Nach dem Zweiten Vatikanischen Konzil, vor allem mit dem Dekret «Ad gentes» und der Erklärung «Nostra aetate», wird die Traditionelle Afrikanische Religion (TAR) etwas stärker gewürdigt, obwohl man bei vielen – vor allem im Westen – eine gewisse Zurückhaltung beobachtet. So ist die Tendenz immer noch vorhanden, von «Animismus» in afrikanischer Religion zu sprechen. Im Grossen und Ganzen aber wird die Bemühung um eine genuin afrikanische Theologie begrüsst. Schon Papst Paul VI. hat unmittelbar nach dem Zweiten Vatikanischen Konzil (1967) das Apostolische Schreiben «Africae terrarum» an den afrikanischen Kontinent gerichtet, in dem er die afrikanische Kirche dazu ermuntert, positive Werte in der Ahnentradition ernst zu nehmen und so das Christentum verständlicher für die Gläubigen zu machen. Zwei Jahre später in Kampala (Uganda) hat derselbe Papst in seiner Rede zu den Bischöfen Afrikanerinnen und Afrikaner dazu aufgerufen, sich um ein spezifisch afrikanisches Christentum zu bemühen. Sie sollen zudem ihre eigenen Missionare werden. Dieser Ansatz wurde von Johannes Paul II. weitergeführt, wenn er im Nachsynodalen Apostolischen Schreiben «Ecclesia in Africa» afrikanischen Theologinnen und Theologen empfiehlt, eine Ekklesiologie zu erarbeiten, die den ganzen Reichtum der afrikanischen Tradition integriert.Kurzum:Trotz mancher Skeptiker, die nicht an eine genuin afrikanische Theologie glauben, existiert diese Theologie schon, die sich nicht unbedingt nach dem westlich-klassischen Muster orientieren muss, um ihre Existenz zu beweisen.
Kommentare und Antworten
Bemerkungen :
Nach meinem laienhaften Verständnis ist die Realität der Erbschuld (wie auch des Turmbaus zu Babel) eine Glaubenswahrheit, welche uns den Schlüssel zum Zustand dieser Welt heute und in allen Zeiten der Weltgeschichte liefert.
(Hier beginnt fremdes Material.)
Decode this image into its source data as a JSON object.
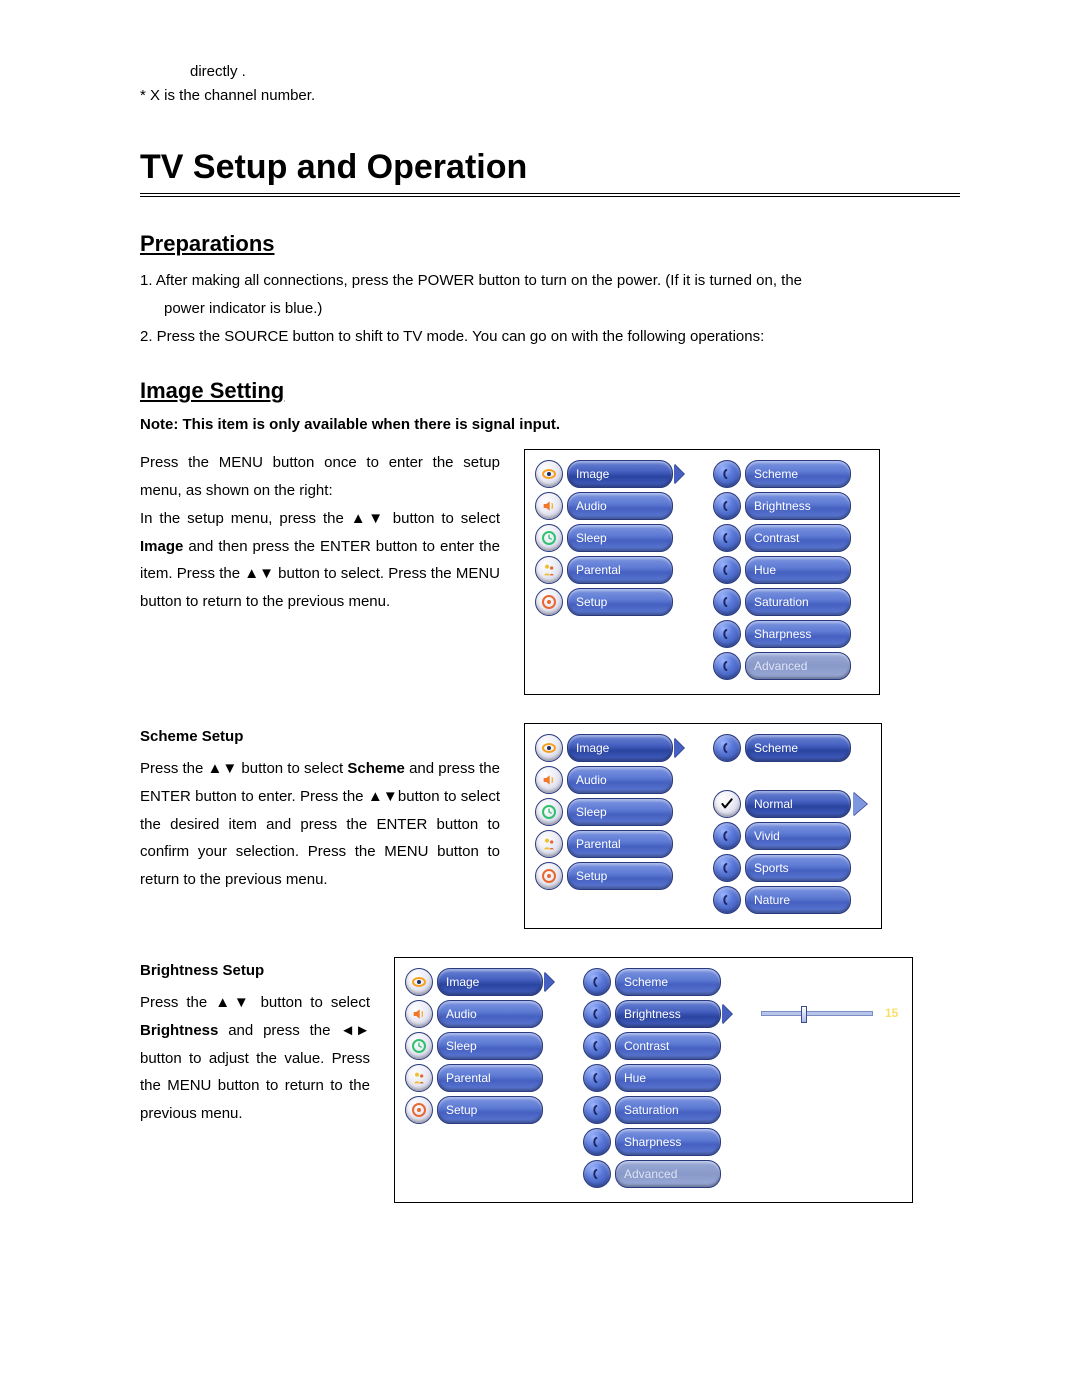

Wir wissen zwar naturwissenschaftlich nicht konkret, wie sich das alles abgespielt hat. Wir glauben aber, dass der Mensch von Gott dem allmächtigen und allwissenden Schöpfer und Herrn in einem Idealzustand geschaffen wurde. Er sollte aus freiem Willen seinem Herrn und Schöpfer anhangen im Vertrauen auf ihn, in der Liebe zu ihm leben. Der Mensch aber liess sich durch "die alte Schlange", den Lügner und Verwirrer von Anbeginn, dazu verführen, sein zu wollen wir Gott, selbst wissen, selbst entscheiden zu können, was gut und was böse ist. Damit handelte er sich jene Neigung zum Bösen ein, die sich an die Menschen aller Zeiten und Regionen et. weiter vererbte, und welche wir Erbschuld nennen. Um diese Schuld zu tilgen wurde Christus, Gottes Sohn, Mensch und starbt für uns am Kreuz. Durch seine Auferstehung erschloss er uns wieder das Paradies, zwar nicht mehr das irdische, aber das ewige, zu dem wir in Glaube, Hoffnung und Liebe unterwegs sind.
Eine eigene, europäische Theologie zu entwickeln müsste somit auch in unseren Breitengraden zugestanden werden.
Warum ist dieser Unterschied für so viele Leute nicht verstehbar?